Beberapa warga sipil yang diwawancarai mengatakan mereka senang presiden telah mengambil posisi konservatif yang keras dalam mempromosikan nilai-nilai keluarga tradisional.

Zhenya, 36 tahun, dan pacarnya, Masha, menyatakan rasa terima kasih atas kebijakan konservatif yang keras menjaga nilai-nilai keluarga tradisional.

Yulia, 48 tahun, seorang guru yang sedang mengunjungi makam Aleksei A. Navalny, politisi oposisi, di tenggara Moskwa. Mr. Navalny, yang meninggal di penjara di koloni hukuman Arktik pada bulan Februari, selama ini dianggap sebagai satu-satunya penantang mungkin bagi Mr. Putin. Yulia menolak memberikan nama belakangnya karena takut akan dampak kemungkinan.

“Saya tidak melihat jalan keluar dari situasi ini,” katanya.

Anak perempuannya, Pavel, mengatakan, “Kami yakin bahwa segalanya bergantung pada kematian seseorang di suatu tempat.” Ibunya menyuruhnya diam, memperhatikan keberadaan pasukan Garda Nasional Rusia yang mengawasi dekat; bahkan setelah kematian, Mr. Navalny masih secara ketat dimonitor oleh pemerintah. Meski begitu, kunjungan ke makam terus lancar.

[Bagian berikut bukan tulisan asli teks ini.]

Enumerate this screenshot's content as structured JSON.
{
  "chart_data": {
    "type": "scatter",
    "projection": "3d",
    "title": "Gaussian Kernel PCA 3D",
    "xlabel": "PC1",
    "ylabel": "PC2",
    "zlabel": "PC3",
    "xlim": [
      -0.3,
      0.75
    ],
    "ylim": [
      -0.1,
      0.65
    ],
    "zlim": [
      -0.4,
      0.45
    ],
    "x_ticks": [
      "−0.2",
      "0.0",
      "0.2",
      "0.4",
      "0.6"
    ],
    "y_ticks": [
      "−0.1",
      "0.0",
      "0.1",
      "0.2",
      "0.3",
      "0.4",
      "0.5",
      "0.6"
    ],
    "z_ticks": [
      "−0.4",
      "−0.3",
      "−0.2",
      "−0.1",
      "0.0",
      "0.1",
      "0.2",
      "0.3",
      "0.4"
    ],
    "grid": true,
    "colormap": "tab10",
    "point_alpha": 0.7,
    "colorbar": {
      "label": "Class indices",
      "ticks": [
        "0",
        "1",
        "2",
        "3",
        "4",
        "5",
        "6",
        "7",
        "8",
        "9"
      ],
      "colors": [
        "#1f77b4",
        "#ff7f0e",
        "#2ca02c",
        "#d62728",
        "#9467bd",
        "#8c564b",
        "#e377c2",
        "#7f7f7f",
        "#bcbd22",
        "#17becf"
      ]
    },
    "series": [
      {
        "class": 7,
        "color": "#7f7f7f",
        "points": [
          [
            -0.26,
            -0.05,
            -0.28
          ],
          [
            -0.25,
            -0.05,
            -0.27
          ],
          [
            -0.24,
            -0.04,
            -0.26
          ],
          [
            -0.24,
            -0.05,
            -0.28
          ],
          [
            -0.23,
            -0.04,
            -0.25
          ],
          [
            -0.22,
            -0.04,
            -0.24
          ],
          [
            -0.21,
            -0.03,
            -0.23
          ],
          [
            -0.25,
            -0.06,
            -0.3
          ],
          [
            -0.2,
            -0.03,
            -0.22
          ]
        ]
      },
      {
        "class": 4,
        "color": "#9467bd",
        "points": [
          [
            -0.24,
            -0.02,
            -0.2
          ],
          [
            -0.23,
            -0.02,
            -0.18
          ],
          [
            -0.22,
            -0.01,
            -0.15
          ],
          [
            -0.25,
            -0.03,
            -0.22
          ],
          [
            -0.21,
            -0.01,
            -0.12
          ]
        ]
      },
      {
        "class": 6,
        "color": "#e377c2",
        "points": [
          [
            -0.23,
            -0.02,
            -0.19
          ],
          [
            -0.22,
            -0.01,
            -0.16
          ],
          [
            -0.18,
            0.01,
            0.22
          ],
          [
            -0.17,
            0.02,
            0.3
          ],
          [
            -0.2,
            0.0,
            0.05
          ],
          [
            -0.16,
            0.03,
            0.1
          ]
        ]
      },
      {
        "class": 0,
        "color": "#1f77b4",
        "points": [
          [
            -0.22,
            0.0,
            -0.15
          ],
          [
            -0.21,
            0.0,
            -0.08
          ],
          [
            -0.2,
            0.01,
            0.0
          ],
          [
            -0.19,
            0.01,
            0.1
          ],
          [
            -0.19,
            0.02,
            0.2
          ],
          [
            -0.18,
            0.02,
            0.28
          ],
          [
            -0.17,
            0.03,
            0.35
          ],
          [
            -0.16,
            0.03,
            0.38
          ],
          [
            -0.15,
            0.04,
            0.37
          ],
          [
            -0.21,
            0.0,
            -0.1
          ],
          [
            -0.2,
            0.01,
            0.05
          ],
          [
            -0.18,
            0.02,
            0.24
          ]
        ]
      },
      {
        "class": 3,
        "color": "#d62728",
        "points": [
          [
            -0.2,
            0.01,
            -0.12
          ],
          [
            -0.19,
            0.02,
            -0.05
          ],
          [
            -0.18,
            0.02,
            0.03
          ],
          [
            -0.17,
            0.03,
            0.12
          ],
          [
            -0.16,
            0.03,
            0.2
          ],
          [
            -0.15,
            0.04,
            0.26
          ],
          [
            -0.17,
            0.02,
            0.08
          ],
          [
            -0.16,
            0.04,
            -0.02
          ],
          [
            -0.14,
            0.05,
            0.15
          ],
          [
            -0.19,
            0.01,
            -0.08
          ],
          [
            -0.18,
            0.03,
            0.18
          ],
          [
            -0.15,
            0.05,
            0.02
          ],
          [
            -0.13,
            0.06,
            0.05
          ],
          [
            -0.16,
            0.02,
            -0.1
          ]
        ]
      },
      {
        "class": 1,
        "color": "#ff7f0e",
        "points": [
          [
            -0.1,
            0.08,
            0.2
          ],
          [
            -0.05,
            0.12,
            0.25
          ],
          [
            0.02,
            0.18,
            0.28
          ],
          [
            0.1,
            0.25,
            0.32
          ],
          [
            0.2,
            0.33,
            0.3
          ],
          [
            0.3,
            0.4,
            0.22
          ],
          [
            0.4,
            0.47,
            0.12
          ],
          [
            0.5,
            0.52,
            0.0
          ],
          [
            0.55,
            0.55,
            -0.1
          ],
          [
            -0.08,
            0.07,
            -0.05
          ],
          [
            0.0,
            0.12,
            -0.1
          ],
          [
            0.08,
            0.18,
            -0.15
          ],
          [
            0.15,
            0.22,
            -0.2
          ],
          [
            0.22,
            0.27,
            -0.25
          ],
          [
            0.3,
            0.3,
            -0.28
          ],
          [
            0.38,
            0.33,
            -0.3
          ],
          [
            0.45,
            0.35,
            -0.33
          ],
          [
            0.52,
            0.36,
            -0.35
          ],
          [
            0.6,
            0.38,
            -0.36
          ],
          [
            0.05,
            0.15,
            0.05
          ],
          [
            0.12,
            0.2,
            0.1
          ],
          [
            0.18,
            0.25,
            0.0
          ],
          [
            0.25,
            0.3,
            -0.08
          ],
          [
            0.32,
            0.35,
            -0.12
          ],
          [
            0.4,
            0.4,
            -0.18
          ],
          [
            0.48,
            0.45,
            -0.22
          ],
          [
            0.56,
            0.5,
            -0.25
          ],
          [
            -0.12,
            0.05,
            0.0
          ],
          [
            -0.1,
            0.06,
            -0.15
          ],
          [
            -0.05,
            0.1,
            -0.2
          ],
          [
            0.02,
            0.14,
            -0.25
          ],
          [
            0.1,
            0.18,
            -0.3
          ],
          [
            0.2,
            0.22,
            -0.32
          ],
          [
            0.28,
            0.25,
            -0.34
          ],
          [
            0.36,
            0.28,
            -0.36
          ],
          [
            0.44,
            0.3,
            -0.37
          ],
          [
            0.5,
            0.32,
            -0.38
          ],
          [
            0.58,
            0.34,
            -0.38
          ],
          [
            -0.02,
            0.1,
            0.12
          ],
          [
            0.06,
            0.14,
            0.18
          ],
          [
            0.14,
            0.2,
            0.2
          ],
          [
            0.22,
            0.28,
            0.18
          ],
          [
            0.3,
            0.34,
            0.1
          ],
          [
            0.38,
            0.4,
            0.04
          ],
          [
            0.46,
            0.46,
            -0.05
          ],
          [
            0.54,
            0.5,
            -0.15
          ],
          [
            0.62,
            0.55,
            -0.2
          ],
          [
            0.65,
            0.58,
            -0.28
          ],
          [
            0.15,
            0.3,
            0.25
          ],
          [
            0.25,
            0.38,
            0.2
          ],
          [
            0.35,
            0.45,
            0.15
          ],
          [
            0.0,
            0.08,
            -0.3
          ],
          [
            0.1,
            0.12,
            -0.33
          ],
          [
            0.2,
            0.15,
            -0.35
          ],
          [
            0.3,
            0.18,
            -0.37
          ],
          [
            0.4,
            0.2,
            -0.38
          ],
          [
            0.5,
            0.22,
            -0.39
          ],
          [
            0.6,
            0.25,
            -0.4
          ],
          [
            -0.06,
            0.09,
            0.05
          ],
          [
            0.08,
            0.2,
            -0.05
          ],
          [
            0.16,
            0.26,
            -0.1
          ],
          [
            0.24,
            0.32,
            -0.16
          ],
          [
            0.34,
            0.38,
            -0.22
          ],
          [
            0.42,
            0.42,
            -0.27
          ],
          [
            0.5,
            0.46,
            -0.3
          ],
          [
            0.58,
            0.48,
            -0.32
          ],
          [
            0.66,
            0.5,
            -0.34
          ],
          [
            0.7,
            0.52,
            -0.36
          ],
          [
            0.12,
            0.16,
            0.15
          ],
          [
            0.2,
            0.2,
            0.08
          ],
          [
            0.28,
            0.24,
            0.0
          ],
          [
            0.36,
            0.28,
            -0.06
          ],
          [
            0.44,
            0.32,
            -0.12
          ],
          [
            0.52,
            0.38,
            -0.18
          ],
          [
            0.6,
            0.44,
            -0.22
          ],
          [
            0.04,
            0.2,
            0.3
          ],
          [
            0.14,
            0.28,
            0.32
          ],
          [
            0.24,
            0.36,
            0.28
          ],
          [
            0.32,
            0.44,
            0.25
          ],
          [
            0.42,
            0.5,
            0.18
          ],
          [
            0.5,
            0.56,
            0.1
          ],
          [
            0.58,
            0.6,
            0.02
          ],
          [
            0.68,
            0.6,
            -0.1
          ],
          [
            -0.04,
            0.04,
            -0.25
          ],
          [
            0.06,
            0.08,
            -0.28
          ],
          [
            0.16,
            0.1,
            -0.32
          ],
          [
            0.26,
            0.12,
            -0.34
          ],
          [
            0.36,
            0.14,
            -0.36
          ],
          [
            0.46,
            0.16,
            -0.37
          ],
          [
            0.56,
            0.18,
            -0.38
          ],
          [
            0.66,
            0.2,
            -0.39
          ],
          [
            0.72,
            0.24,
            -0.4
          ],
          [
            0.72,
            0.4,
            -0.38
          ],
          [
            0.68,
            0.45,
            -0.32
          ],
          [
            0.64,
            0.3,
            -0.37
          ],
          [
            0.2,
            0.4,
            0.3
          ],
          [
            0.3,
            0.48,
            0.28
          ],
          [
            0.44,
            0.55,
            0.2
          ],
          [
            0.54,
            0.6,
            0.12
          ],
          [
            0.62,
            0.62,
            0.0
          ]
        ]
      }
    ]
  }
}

Di sisi lain Moskwa, para pengunjung masih datang untuk memberikan penghormatan kepada 145 korban serangan teroris pada tanggal 22 Maret di Crocus City Hall, salah satu serangan terdahsyat di Eropa dalam satu dekade terakhir. Karangan bunga, mainan berbulu, dan foto para korban ditempatkan di dekat aula konser yang hancur.

Islamic State mengklaim tanggung jawab atas serangan tersebut, dan pejabat Amerika menyalahkan Provinsi Khorasan Negara Islam (ISIS-K), cabang dari kelompok tersebut. Meski begitu, Kremlin berupaya menyalahkan Ukraina dan Barat.

Seorang wanita yang menolak memberikan namanya mengatakan bahwa ia yakin Barat yang ada di balik serangan itu — meskipun Amerika Serikat telah memperingatkan Moskwa tentang serangan yang akan datang. Menurut Pusat Levada, separuh dari mereka yang disurvei percaya bahwa Ukraina berada di balik serangan itu, dengan hampir 40 persen mengatakan bahwa badan intelijen Barat terlibat.

Vladimir, 26 tahun, yang sedang mengunjungi peringatan improvisasi untuk pertama kalinya, mengatakan bahwa ia tidak menyalahkan Kremlin karena gagal mendengarkan peringatan.

“Saya ingin teroris itu dihancurkan,” kata Vladimir, seorang karyawan supermarket. Tetapi presiden, katanya, sedang melakukan pekerjaan yang hebat. “Dia bekerja begitu keras.”

“Semoga Tuhan menjaganya tetap hidup dan sehat,” katanya. “Jika, semoga tidak, Putin meninggal, apa yang akan terjadi pada negara kita?”

Anastasia Kharchenko berkontribusi dalam pelaporan dari Moskow dan Alina Lobzina dari London.